How does Forbes define power for their rankings? How is Angie at the top?
—Glimmrmoon, via Twitter
Unlike some mags, who throw together "hot" lists just to lure stars into parties or interviews, Forbes crunches real numbers. In the case of the Forbes Celebrity 100, the editors used two factors: earned income and recognizability (media mentions and magazine covers).
Recognizability can, in turn, indicate future income and influence. The Oprah makes many more dollars than Angelina Jolie, and she lords over Chicago from a sky-high pied-à-terre. But between her tabloid adventures, worldwide charities and mega-million-dollar movie deals, Jolie reigns over the entire planet. Hence her No. 1 spot.
And as for you hormone-jacked Twihards who keep asking why Robert Pattinson didn't make the Forbes list, there's your answer...
He has exactly half of what he needs to earn a spot.
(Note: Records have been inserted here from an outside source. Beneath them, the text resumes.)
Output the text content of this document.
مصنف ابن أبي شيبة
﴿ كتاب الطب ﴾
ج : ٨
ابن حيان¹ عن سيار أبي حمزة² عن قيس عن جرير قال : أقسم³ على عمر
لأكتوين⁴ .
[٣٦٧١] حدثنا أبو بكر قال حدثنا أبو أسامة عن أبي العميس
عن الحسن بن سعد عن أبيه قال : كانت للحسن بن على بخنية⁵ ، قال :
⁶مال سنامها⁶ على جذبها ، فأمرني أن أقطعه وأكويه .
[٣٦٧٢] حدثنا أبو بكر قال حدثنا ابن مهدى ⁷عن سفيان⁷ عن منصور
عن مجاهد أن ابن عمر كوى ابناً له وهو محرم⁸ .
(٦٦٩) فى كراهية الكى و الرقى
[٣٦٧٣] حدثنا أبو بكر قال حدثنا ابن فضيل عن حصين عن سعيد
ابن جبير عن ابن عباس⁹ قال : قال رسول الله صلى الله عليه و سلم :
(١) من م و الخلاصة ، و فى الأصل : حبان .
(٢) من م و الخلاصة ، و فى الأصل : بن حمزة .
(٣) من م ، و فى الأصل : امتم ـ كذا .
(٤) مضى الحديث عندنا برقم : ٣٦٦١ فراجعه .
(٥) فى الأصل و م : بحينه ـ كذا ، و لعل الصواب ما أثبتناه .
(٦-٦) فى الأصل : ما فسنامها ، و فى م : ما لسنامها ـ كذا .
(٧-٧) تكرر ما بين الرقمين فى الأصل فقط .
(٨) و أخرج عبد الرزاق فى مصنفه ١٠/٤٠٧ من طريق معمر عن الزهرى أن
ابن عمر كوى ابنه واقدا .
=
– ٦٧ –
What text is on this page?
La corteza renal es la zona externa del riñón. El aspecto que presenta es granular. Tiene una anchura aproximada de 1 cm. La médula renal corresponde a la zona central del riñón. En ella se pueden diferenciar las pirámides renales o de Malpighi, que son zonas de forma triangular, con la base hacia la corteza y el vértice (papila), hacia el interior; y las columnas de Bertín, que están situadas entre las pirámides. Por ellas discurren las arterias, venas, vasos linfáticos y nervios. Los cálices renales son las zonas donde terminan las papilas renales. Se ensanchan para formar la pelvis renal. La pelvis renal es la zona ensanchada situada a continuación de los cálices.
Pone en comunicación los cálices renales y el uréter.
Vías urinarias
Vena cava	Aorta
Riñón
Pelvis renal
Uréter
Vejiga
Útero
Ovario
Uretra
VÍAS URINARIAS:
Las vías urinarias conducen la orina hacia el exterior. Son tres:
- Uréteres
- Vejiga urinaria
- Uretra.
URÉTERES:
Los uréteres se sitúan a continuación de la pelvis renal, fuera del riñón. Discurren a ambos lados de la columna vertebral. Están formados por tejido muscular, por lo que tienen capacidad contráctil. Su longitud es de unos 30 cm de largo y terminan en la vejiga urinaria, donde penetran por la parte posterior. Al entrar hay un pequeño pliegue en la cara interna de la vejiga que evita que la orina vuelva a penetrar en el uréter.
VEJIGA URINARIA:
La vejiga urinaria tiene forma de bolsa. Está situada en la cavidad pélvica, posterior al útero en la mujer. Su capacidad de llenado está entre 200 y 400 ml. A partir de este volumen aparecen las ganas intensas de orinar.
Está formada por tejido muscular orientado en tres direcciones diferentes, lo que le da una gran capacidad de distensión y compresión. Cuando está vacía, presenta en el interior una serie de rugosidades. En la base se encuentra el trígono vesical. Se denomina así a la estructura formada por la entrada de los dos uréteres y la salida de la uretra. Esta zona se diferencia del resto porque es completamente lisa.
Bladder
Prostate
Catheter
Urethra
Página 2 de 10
I'll let you guess which half.
Onward to other hot lists, many of which are much more political and backbiting than you might believe.
According to one magazine source of mine, most of the mag lists that determine simple, subjective "hotness"—Maxim, FHM, etc.—are about much more than mere beauty. If a celeb isn't willing to pimp the mag, or at least sit still for a photo, that star suddenly becomes not so hot.
"Editors try to go for the people with a project currently out or coming out, and publicists lobby big-time to get on those lists," says my source, who has worked at several lad mags and celeb weeklies.
"And the editors check the availability. They will not put someone at No. 1 who can't come to the list party."
So if your R.Pattz somehow fails to appear at No. 1 on a pretty-people list, it could be that the editors just don't find him all that hot. Or maybe he just feels like staying home.